On the other side was the announcement of the Women’s Preparedness Committee’s weekly meeting at the church, with this call to join:
Just as our young men are not waiting for their nation’s orders to go to France, so can women take up the call and follow them. In hospitals and ship-yards, in aeroplane sheds and railways, in homes and workshops, there is work overseas right now for American women who are willing to do it.
Edna turned the paper over again and looked at the woman sketched in pencil, with just a few lines to suggest dark hair tucked under her cap, and a single mark along her jawline to show a strength of purpose. She wondered how she would look in a uniform like that. She’d never met a woman who professed an interest in boarding a ship for Europe and serving alongside the men, but she’d read about it in the papers. Women were volunteering for the Red Cross and the Ambulance Service. They were serving as nurses, cooks, and secretaries.

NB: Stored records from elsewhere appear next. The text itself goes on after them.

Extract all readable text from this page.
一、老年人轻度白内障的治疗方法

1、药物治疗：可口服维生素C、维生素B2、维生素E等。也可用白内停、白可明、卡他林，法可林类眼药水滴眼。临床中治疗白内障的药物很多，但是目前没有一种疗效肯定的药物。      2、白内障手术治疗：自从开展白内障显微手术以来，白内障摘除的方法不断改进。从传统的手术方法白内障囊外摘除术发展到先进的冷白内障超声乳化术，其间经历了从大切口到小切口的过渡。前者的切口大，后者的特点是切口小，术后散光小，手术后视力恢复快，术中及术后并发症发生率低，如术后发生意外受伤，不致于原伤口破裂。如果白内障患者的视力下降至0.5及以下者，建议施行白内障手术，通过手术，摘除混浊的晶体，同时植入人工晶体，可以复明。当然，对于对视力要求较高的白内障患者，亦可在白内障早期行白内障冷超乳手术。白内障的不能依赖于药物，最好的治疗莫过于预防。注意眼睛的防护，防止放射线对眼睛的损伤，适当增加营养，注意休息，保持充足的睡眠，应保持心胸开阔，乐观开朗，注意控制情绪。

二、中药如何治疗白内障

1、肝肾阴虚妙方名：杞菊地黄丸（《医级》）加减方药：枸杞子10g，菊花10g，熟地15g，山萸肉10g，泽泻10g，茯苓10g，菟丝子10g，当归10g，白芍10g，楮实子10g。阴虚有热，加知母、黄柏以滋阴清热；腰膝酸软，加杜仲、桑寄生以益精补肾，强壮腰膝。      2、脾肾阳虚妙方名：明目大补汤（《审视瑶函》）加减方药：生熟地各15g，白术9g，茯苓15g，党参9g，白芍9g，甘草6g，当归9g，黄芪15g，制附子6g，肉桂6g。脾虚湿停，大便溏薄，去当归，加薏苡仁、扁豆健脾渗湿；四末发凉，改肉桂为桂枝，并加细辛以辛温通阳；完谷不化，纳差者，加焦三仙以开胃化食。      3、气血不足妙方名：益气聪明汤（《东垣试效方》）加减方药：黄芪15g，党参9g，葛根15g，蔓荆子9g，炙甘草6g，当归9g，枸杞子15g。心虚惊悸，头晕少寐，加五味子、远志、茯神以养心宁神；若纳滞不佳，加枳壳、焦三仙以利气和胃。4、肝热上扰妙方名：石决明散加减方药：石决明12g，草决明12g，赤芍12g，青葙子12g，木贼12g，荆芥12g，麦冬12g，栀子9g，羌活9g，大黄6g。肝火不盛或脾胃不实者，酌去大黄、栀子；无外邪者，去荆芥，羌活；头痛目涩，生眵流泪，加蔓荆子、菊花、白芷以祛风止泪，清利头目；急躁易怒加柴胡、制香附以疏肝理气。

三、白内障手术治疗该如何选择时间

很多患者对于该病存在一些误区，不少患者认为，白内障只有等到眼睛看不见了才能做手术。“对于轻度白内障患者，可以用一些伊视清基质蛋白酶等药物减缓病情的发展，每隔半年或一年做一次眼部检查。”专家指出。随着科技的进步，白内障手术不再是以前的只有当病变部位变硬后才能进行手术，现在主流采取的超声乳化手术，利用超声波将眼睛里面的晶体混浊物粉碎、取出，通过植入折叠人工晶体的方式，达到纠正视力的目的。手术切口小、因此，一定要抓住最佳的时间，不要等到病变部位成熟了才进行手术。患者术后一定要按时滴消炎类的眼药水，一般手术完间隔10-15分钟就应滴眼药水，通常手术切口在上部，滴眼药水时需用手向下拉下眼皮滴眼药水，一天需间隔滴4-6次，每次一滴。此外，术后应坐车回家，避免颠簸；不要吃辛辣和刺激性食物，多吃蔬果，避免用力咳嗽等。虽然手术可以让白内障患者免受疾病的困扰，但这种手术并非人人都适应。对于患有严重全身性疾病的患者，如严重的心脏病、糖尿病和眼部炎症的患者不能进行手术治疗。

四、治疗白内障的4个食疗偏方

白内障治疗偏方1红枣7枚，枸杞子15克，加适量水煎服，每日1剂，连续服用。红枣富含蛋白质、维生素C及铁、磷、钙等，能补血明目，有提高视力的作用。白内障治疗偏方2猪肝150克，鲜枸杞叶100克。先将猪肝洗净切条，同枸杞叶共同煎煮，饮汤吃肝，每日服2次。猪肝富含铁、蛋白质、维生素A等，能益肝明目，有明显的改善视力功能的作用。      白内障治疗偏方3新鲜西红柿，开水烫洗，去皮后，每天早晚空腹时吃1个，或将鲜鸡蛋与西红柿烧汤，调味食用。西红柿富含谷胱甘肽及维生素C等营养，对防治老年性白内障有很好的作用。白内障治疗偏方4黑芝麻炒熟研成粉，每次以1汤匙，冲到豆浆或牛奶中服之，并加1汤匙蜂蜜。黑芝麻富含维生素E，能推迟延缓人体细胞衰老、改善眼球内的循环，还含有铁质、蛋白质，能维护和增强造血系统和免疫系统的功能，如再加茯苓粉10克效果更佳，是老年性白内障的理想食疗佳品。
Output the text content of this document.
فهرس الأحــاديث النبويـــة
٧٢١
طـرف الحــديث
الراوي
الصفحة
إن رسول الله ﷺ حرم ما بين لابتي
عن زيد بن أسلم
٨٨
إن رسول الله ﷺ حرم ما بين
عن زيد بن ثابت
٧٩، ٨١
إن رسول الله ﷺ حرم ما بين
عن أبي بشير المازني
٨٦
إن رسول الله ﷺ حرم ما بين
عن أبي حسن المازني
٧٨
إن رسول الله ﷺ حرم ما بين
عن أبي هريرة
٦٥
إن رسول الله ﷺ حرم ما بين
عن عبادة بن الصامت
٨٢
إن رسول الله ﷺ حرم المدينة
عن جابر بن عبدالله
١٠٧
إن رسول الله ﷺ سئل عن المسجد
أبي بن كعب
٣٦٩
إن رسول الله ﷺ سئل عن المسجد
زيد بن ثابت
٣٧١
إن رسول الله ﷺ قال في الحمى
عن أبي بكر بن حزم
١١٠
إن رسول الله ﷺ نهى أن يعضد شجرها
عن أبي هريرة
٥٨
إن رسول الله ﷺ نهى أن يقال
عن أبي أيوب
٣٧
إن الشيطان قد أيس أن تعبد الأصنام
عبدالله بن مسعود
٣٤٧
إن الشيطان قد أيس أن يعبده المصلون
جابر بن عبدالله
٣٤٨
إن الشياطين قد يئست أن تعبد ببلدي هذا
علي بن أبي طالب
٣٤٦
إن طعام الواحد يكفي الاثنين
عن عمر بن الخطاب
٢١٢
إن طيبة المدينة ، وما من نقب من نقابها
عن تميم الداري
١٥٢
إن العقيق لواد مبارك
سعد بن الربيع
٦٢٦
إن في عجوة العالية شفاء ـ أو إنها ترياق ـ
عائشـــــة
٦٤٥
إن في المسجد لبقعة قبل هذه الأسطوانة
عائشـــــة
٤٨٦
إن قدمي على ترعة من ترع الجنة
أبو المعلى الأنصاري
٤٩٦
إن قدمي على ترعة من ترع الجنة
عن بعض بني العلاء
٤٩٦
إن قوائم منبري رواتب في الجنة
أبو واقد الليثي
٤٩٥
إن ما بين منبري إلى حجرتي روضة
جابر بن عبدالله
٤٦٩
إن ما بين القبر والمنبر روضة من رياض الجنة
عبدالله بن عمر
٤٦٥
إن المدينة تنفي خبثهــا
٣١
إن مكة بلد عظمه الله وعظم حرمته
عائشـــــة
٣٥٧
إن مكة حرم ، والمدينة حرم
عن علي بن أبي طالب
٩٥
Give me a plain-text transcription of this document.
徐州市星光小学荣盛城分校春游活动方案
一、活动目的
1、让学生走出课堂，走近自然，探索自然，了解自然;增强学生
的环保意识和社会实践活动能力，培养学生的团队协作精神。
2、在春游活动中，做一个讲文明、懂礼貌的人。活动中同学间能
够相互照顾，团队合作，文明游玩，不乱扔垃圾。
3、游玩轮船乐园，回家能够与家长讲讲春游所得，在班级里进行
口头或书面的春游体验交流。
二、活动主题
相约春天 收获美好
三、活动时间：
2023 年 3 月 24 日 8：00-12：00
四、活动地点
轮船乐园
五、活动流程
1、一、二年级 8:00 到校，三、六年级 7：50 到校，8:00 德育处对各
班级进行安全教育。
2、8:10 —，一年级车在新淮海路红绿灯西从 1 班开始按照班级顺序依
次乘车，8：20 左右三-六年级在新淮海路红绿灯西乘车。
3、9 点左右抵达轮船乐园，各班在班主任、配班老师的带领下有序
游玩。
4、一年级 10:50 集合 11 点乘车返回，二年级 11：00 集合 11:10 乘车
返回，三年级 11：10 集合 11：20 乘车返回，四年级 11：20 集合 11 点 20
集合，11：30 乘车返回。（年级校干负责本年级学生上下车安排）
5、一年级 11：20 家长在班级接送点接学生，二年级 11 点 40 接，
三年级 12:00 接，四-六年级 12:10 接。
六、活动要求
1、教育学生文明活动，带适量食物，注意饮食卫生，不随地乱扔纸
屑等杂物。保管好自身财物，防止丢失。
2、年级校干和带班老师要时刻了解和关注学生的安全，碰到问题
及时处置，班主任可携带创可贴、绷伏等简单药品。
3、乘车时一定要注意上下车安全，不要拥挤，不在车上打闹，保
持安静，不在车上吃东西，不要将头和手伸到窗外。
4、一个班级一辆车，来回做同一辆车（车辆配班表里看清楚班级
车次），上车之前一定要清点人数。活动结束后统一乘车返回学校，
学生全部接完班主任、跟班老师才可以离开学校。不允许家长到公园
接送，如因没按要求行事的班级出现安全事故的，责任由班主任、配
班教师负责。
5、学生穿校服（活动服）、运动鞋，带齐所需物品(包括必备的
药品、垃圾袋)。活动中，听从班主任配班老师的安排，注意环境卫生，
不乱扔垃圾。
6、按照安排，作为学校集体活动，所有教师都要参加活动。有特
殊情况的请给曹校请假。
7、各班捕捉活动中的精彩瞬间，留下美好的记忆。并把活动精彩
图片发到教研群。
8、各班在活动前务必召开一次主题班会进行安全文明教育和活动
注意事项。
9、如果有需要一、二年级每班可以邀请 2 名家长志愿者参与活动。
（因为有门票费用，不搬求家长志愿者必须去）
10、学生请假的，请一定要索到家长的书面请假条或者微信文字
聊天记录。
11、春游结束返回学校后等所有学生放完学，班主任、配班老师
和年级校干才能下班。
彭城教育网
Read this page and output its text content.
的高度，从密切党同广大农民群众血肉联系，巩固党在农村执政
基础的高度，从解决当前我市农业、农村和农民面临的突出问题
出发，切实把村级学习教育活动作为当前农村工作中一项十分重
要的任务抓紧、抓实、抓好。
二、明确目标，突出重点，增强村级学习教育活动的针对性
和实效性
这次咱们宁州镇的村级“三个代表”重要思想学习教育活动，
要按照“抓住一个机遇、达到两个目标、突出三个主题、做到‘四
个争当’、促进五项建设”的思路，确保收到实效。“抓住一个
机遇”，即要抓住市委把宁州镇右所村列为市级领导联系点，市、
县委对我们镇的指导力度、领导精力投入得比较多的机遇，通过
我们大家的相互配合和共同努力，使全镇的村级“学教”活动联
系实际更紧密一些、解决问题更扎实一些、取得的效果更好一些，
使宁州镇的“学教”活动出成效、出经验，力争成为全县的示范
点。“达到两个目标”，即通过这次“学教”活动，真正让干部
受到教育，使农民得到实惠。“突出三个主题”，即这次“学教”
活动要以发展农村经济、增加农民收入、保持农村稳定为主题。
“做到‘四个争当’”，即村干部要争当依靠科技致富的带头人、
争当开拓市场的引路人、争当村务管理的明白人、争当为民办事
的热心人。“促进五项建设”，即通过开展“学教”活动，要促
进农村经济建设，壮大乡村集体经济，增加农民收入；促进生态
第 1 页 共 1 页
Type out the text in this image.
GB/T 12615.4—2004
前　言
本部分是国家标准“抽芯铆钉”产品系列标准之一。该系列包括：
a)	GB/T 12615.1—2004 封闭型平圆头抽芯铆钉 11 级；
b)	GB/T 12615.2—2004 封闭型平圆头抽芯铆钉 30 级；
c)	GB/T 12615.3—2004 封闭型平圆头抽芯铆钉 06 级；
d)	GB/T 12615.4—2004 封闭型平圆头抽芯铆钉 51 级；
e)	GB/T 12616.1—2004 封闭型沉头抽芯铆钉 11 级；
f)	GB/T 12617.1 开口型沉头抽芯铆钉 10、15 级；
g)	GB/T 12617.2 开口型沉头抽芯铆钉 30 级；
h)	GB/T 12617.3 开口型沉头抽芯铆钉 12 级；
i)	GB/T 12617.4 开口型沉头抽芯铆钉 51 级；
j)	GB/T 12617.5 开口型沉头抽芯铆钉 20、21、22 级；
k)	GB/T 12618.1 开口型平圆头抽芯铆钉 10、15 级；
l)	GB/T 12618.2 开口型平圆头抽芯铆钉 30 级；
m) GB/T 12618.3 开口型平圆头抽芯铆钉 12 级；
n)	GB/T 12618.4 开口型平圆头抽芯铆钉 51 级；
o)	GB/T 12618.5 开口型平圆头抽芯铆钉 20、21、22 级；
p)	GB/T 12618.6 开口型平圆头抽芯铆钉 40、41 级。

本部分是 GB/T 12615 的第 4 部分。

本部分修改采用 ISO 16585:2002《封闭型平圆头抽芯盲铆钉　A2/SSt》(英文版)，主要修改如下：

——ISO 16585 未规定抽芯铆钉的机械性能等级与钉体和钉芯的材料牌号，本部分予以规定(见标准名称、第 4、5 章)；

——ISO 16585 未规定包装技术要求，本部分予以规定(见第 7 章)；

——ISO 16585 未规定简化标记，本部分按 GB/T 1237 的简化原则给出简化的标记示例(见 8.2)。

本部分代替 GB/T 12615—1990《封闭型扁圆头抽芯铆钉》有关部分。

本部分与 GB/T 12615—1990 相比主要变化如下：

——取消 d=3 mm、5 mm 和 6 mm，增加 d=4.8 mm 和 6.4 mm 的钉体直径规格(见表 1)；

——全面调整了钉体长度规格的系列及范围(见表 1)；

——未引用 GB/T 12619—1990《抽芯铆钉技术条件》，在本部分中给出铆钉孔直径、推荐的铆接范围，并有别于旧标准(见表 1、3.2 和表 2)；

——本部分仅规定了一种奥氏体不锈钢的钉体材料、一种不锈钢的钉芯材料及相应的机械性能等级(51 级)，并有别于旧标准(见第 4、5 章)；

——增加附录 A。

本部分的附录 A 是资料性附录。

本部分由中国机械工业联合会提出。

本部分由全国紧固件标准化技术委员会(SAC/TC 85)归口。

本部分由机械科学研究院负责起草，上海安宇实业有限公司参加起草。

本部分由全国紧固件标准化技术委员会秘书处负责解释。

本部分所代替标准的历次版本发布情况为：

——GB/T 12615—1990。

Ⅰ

She wondered if her brothers would meet women like that when they went to France. All four of the Heustis boys were ready to depart as soon as President Wilson gave the order. Early last year, they’d each gone out to join in some sort of war-work to prepare themselves, which their father heartily encouraged. Charlie had taken an orderly position in a hospital with the hope of joining an ambulance service in France; the twins worked at the munitions depot on Black Tom Island; and Davie, the youngest, apprenticed himself to an automobile mechanic, thinking that he might drive his brother’s ambulance, even though he grew dizzy at the sight of blood.